Zo ontmoeten we in de première Hildegard, een oude schoolkameraad van Marie en de dochter van een Duitse tavernehouder. Al snel keren de Gentenaren zich tegen de immer vriendelijke man en zijn familie, dezelfde Gentenaren die een week eerder nog zonder problemen een drankje bij ze nuttigden. Marie probeert Hildegard te helpen, om vervolgens - na de eerste doden aan het front - in een vlaag van woede hun onderduikadres te verraden. Achteraf komt ze wel een bloemetje leggen in het afgebrande huis waar iedereen is omgekomen. Dus dan is het goed.
Marie is naïef op het irritante af, een karaktertrek die in de familie lijkt te zitten. Marie en haar moeder zijn namelijk net veilig in neutraal Nederland aangekomen, wanneer ze besluiten toch weer terug naar Gent te gaan. De Duitsers hebben Gent dan wel bezet, maar als papa zegt dat het veilig is, zal dat wel zo zijn.
Je kan van ze zeggen wat je wil, maar vanaf het moment van aankomst van de Duitse soldaten worden zowel de serie als de familie een stuk interessanter. Een Duitse officier (Jobst Schnibbe) neemt ongevraagd zijn intrek in huize Boesman, vergezeld door zijn onderofficier Hans-Peter (Sven Mattke), een botte militair die Marie bij hun eerste ontmoeting ‘een geit’ noemt, maar wel heel mooi kan pianospelen (dus dan weet je het wel).

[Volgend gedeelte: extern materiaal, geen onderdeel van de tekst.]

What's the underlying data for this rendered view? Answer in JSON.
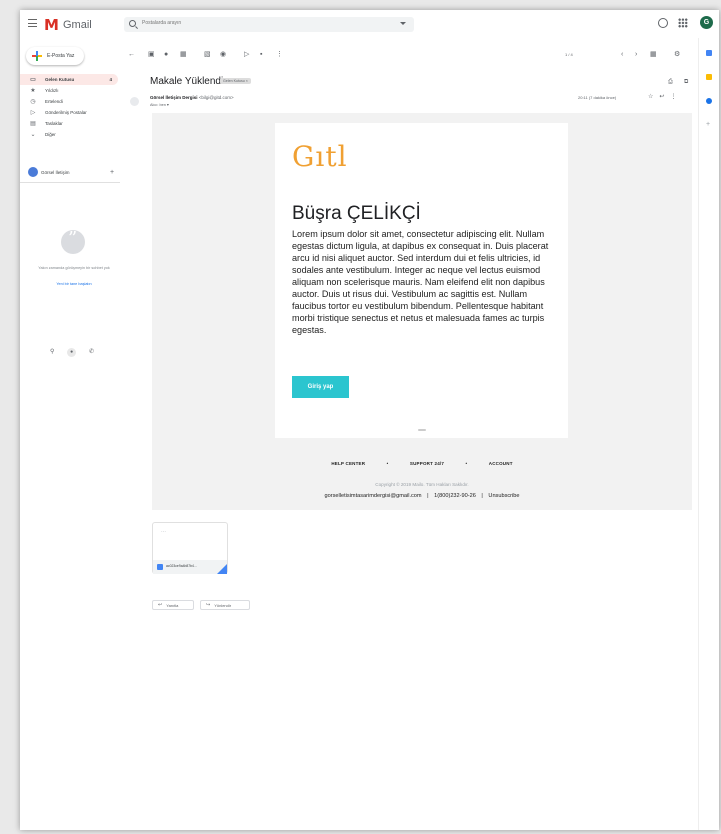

Philippe toont zich een geboren collaborateur. Hij zoekt immer de weg van de minste weerstand, zelfs wanneer dit betekent dat de Duitsers zijn complete wijnkelder leegroven (zijn zeldzame wijnen lijken hem ook meer bezig te houden dan het lot van zijn zoons aan het front – ook Guillaume moest uiteindelijk in dienst). Moeder Virginie ontpopt zich juist tot het familielid met een echte ruggengraat, en laat zich niet intimideren door de zich superieur voelende infiltranten in háár huis.
En dan is er Marie. Haar personage doet een beetje denken aan – de echt bestaande - Vera Brittain uit Testament of Youth. Ook iemand die tijdens de Eerste Wereldoorlog machteloos moet toezien hoe haar naasten en geliefden vertrekken om te vechten, en dan besluit om als verpleegster aan het front haar steentje bij te dragen. Beide vrouwen houden zelfs een dagboek bij (en beide, dus ook de fictieve van Marie, zijn in boekvorm uitgebracht).
Maries verhaal wordt dramatischer naarmate de serie vordert, maar vooral de eerste paar afleveringen voel je je een beetje als Guillaume in één van de allereerste scènes in de première. Marie vermaakt de gasten thuis met haar prachtige zang. Iedereen heeft alleen oog en oor voor haar, behalve broer Guillaume. Die vindt bij de dienstmeid beter vertier.